Nobody seems to know anything, and someone should. I decided to join a new nonprofit organization serving North Carolina, the Mental Health GPS, which provides what it calls navigation services. The idea is simple. You call the GPS, and we listen to the whole story. We collect basic data, like age, location and insurance coverage, if any. Then we search a bank of up-to-date databases and give you multiple appropriate, vetted options — therapists, clinics, detox programs, peer support or whatever is needed. If those contacts don’t pan out for some reason, you call back and get more.

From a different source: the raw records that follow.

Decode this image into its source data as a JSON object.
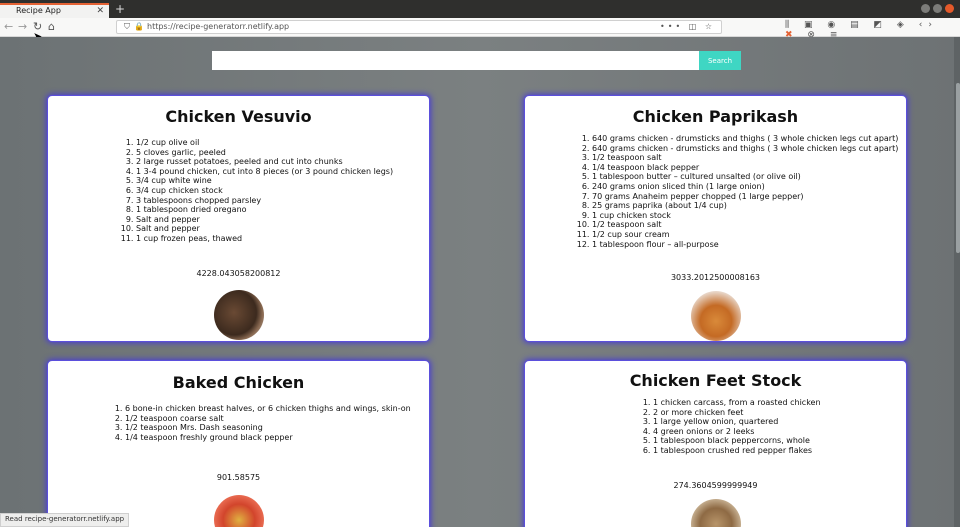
{
  "browser": {
    "tab_title": "Recipe App",
    "tab_close": "✕",
    "new_tab": "+",
    "url": "https://recipe-generatorr.netlify.app",
    "status_text": "Read recipe-generatorr.netlify.app",
    "nav_icons": [
      "back-icon",
      "forward-icon",
      "reload-icon",
      "home-icon"
    ],
    "url_icons": [
      "shield-icon",
      "lock-icon"
    ],
    "url_actions": [
      "more-icon",
      "pocket-icon",
      "star-icon"
    ],
    "toolbar_icons": [
      "library-icon",
      "sidebar-icon",
      "account-icon",
      "extension-icon",
      "screenshot-icon",
      "devtools-icon",
      "tools-icon",
      "extension2-icon",
      "extension3-icon",
      "menu-icon"
    ]
  },
  "search": {
    "placeholder": "",
    "button_label": "Search",
    "accent_color": "#3fd6c3"
  },
  "recipes": [
    {
      "title": "Chicken Vesuvio",
      "ingredients": [
        "1/2 cup olive oil",
        "5 cloves garlic, peeled",
        "2 large russet potatoes, peeled and cut into chunks",
        "1 3-4 pound chicken, cut into 8 pieces (or 3 pound chicken legs)",
        "3/4 cup white wine",
        "3/4 cup chicken stock",
        "3 tablespoons chopped parsley",
        "1 tablespoon dried oregano",
        "Salt and pepper",
        "Salt and pepper",
        "1 cup frozen peas, thawed"
      ],
      "calories": "4228.043058200812"
    },
    {
      "title": "Chicken Paprikash",
      "ingredients": [
        "640 grams chicken - drumsticks and thighs ( 3 whole chicken legs cut apart)",
        "640 grams chicken - drumsticks and thighs ( 3 whole chicken legs cut apart)",
        "1/2 teaspoon salt",
        "1/4 teaspoon black pepper",
        "1 tablespoon butter – cultured unsalted (or olive oil)",
        "240 grams onion sliced thin (1 large onion)",
        "70 grams Anaheim pepper chopped (1 large pepper)",
        "25 grams paprika (about 1/4 cup)",
        "1 cup chicken stock",
        "1/2 teaspoon salt",
        "1/2 cup sour cream",
        "1 tablespoon flour – all-purpose"
      ],
      "calories": "3033.2012500008163"
    },
    {
      "title": "Baked Chicken",
      "ingredients": [
        "6 bone-in chicken breast halves, or 6 chicken thighs and wings, skin-on",
        "1/2 teaspoon coarse salt",
        "1/2 teaspoon Mrs. Dash seasoning",
        "1/4 teaspoon freshly ground black pepper"
      ],
      "calories": "901.58575"
    },
    {
      "title": "Chicken Feet Stock",
      "ingredients": [
        "1 chicken carcass, from a roasted chicken",
        "2 or more chicken feet",
        "1 large yellow onion, quartered",
        "4 green onions or 2 leeks",
        "1 tablespoon black peppercorns, whole",
        "1 tablespoon crushed red pepper flakes"
      ],
      "calories": "274.3604599999949"
    }
  ]
}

The service is confidential and independent.

The role of mental health navigator — of providing humane, knowledgeable guidance — has been around for decades, filled by the country’s therapeutic consultants, with fees from $100 to $350 an hour or up to at least $5,000 per quarter. In recent years, nonprofits like the one where I volunteer have emerged to provide a similar, less concierge-like service at no cost to anyone in need.

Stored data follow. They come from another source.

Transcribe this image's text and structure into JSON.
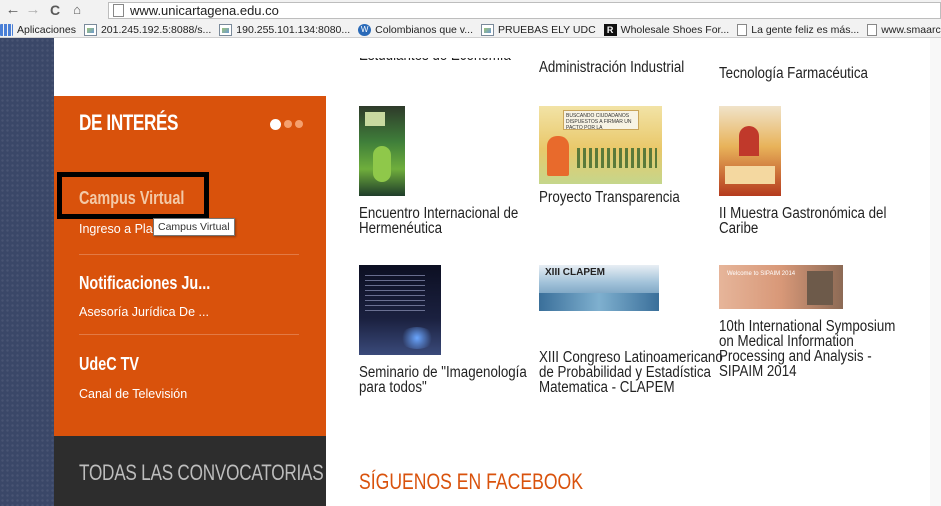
{
  "browser": {
    "url": "www.unicartagena.edu.co",
    "bookmarks": [
      {
        "label": "Aplicaciones",
        "icon": "apps-icon"
      },
      {
        "label": "201.245.192.5:8088/s...",
        "icon": "image-icon"
      },
      {
        "label": "190.255.101.134:8080...",
        "icon": "image-icon"
      },
      {
        "label": "Colombianos que v...",
        "icon": "wordpress-icon"
      },
      {
        "label": "PRUEBAS ELY UDC",
        "icon": "image-icon"
      },
      {
        "label": "Wholesale Shoes For...",
        "icon": "r-logo-icon"
      },
      {
        "label": "La gente feliz es más...",
        "icon": "page-icon"
      },
      {
        "label": "www.smaarc.edu.c",
        "icon": "page-icon"
      }
    ]
  },
  "sidebar": {
    "title": "DE INTERÉS",
    "items": [
      {
        "title": "Campus Virtual",
        "subtitle": "Ingreso a Pla"
      },
      {
        "title": "Notificaciones Ju...",
        "subtitle": "Asesoría Jurídica    De ..."
      },
      {
        "title": "UdeC TV",
        "subtitle": "Canal de Televisión"
      }
    ],
    "tooltip": "Campus Virtual",
    "all_calls": "TODAS LAS CONVOCATORIAS"
  },
  "content": {
    "top_row": [
      {
        "title": "Estudiantes de Economía"
      },
      {
        "title": "Administración Industrial"
      },
      {
        "title": "Tecnología Farmacéutica"
      }
    ],
    "row1": [
      {
        "title": "Encuentro Internacional de\nHermenéutica"
      },
      {
        "title": "Proyecto Transparencia"
      },
      {
        "title": "II Muestra Gastronómica del\nCaribe"
      }
    ],
    "row2": [
      {
        "title": "Seminario de \"Imagenología\npara todos\""
      },
      {
        "title": "XIII Congreso Latinoamericano\nde Probabilidad y Estadística\nMatematica - CLAPEM"
      },
      {
        "title": "10th International Symposium\non Medical Information\nProcessing and Analysis -\nSIPAIM 2014"
      }
    ],
    "thumb_text": {
      "transparencia": "BUSCANDO CIUDADANOS DISPUESTOS A FIRMAR UN PACTO POR LA TRANSPARENCIA",
      "clapem": "XIII CLAPEM",
      "sipaim": "Welcome to SIPAIM 2014"
    },
    "facebook_title": "SÍGUENOS EN FACEBOOK"
  },
  "colors": {
    "orange": "#d9520c",
    "dark": "#2d2d2d",
    "navy": "#3a4768"
  }
}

Our experience thus far has made it clear that any navigation service that scales up must have three components. One is a sophisticated tech back end, which even at a small operation like the GPS means search engine optimization to increase its visibility on the web and data-analysis algorithms. All of the basic data from our calls is stored and anonymized to guide us in analyzing trends and updating information on the services in the databases.

The second is databases that cover the full range of services and support. In contrast to many other directories, ours include many low-cost, nonclinical supports, like warm lines that offer callers emotional support from volunteers who are in recovery themselves and information on local AA meetings.

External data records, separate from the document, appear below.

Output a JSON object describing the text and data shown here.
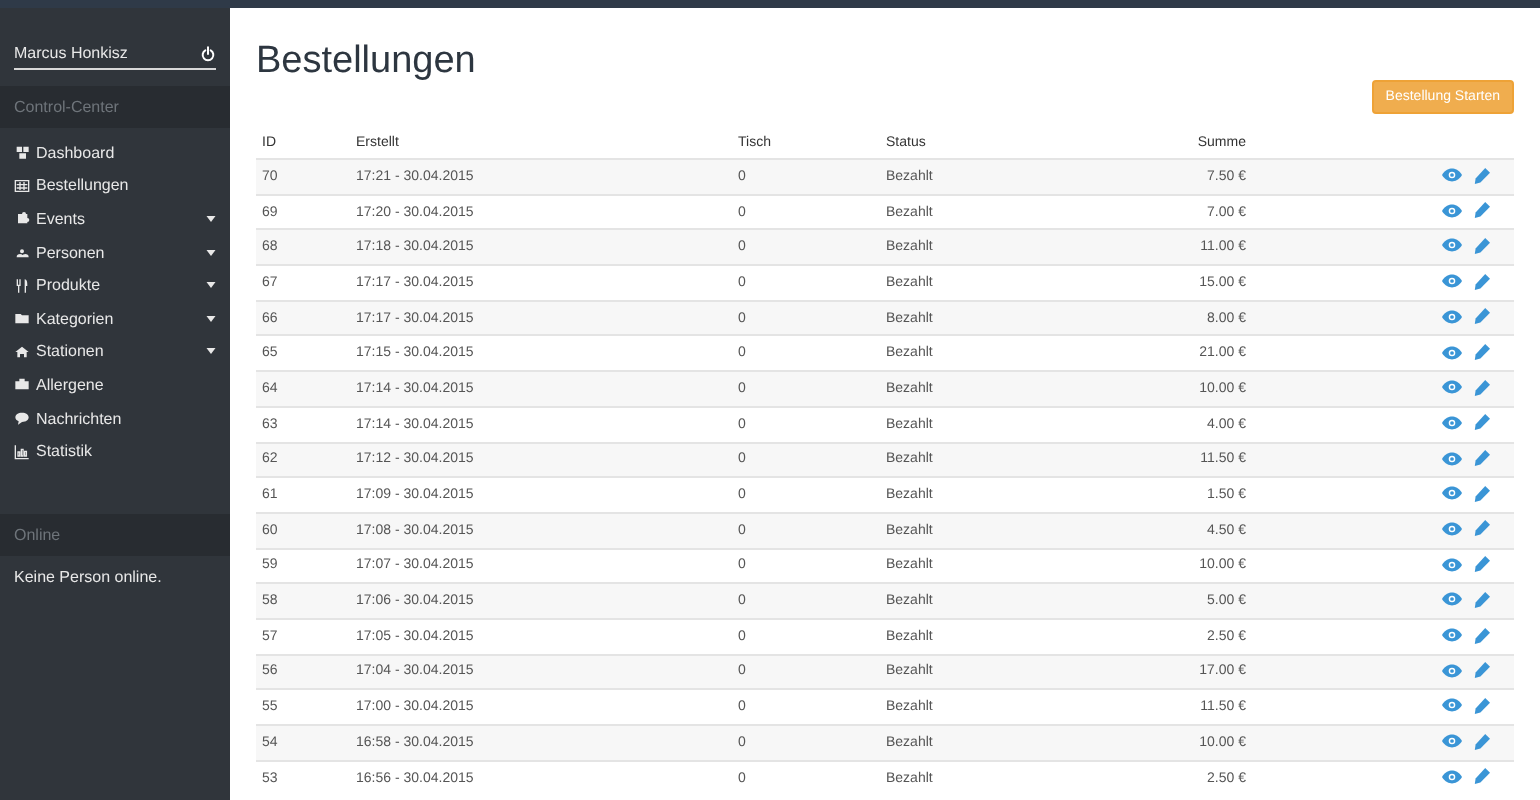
{
  "sidebar": {
    "user": "Marcus Honkisz",
    "section_title": "Control-Center",
    "items": [
      {
        "label": "Dashboard",
        "has_submenu": false
      },
      {
        "label": "Bestellungen",
        "has_submenu": false
      },
      {
        "label": "Events",
        "has_submenu": true
      },
      {
        "label": "Personen",
        "has_submenu": true
      },
      {
        "label": "Produkte",
        "has_submenu": true
      },
      {
        "label": "Kategorien",
        "has_submenu": true
      },
      {
        "label": "Stationen",
        "has_submenu": true
      },
      {
        "label": "Allergene",
        "has_submenu": false
      },
      {
        "label": "Nachrichten",
        "has_submenu": false
      },
      {
        "label": "Statistik",
        "has_submenu": false
      }
    ],
    "online_title": "Online",
    "online_text": "Keine Person online."
  },
  "page": {
    "title": "Bestellungen",
    "primary_button": "Bestellung Starten"
  },
  "table": {
    "columns": [
      "ID",
      "Erstellt",
      "Tisch",
      "Status",
      "Summe"
    ],
    "rows": [
      [
        "70",
        "17:21 - 30.04.2015",
        "0",
        "Bezahlt",
        "7.50 €"
      ],
      [
        "69",
        "17:20 - 30.04.2015",
        "0",
        "Bezahlt",
        "7.00 €"
      ],
      [
        "68",
        "17:18 - 30.04.2015",
        "0",
        "Bezahlt",
        "11.00 €"
      ],
      [
        "67",
        "17:17 - 30.04.2015",
        "0",
        "Bezahlt",
        "15.00 €"
      ],
      [
        "66",
        "17:17 - 30.04.2015",
        "0",
        "Bezahlt",
        "8.00 €"
      ],
      [
        "65",
        "17:15 - 30.04.2015",
        "0",
        "Bezahlt",
        "21.00 €"
      ],
      [
        "64",
        "17:14 - 30.04.2015",
        "0",
        "Bezahlt",
        "10.00 €"
      ],
      [
        "63",
        "17:14 - 30.04.2015",
        "0",
        "Bezahlt",
        "4.00 €"
      ],
      [
        "62",
        "17:12 - 30.04.2015",
        "0",
        "Bezahlt",
        "11.50 €"
      ],
      [
        "61",
        "17:09 - 30.04.2015",
        "0",
        "Bezahlt",
        "1.50 €"
      ],
      [
        "60",
        "17:08 - 30.04.2015",
        "0",
        "Bezahlt",
        "4.50 €"
      ],
      [
        "59",
        "17:07 - 30.04.2015",
        "0",
        "Bezahlt",
        "10.00 €"
      ],
      [
        "58",
        "17:06 - 30.04.2015",
        "0",
        "Bezahlt",
        "5.00 €"
      ],
      [
        "57",
        "17:05 - 30.04.2015",
        "0",
        "Bezahlt",
        "2.50 €"
      ],
      [
        "56",
        "17:04 - 30.04.2015",
        "0",
        "Bezahlt",
        "17.00 €"
      ],
      [
        "55",
        "17:00 - 30.04.2015",
        "0",
        "Bezahlt",
        "11.50 €"
      ],
      [
        "54",
        "16:58 - 30.04.2015",
        "0",
        "Bezahlt",
        "10.00 €"
      ],
      [
        "53",
        "16:56 - 30.04.2015",
        "0",
        "Bezahlt",
        "2.50 €"
      ]
    ]
  }
}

Finally, any decent navigation service should be about talking to people at a critical moment, exactly when they have summoned the courage to ask for help. It means not just a sympathetic ear but also informed context. “What’s with this diabolical behavior therapy, anyway? I don’t like the sound of it,” one caller told me. (I replied that it was called dialectical behavior therapy and explained what it was.)

At the end of the day and the beginning of the next, this is human work. No bot can do all this adequately and sensitively, and no A.I. program can ever simulate the experience of people who have been through the fire shower of a mental health or substance use problem. These people, known in mental health circles as peers, understand the system from the inside and the frustration of trying to find decent care. GPS call takers are mostly peers, people solidly in recovery who, in effect, are taking calls from versions of their former selves.

Over its first full year of operation, the GPS received more than 1,000 calls, some 800 of which were legitimate. (All call-in lines get some prank calls, bot calls and wrong numbers.) It’s a small sample thus far, from just one state. But these 800 calls begin to tell a story or at least provide a slightly blurred X-ray of the nation’s behavioral health needs in real time, day to day.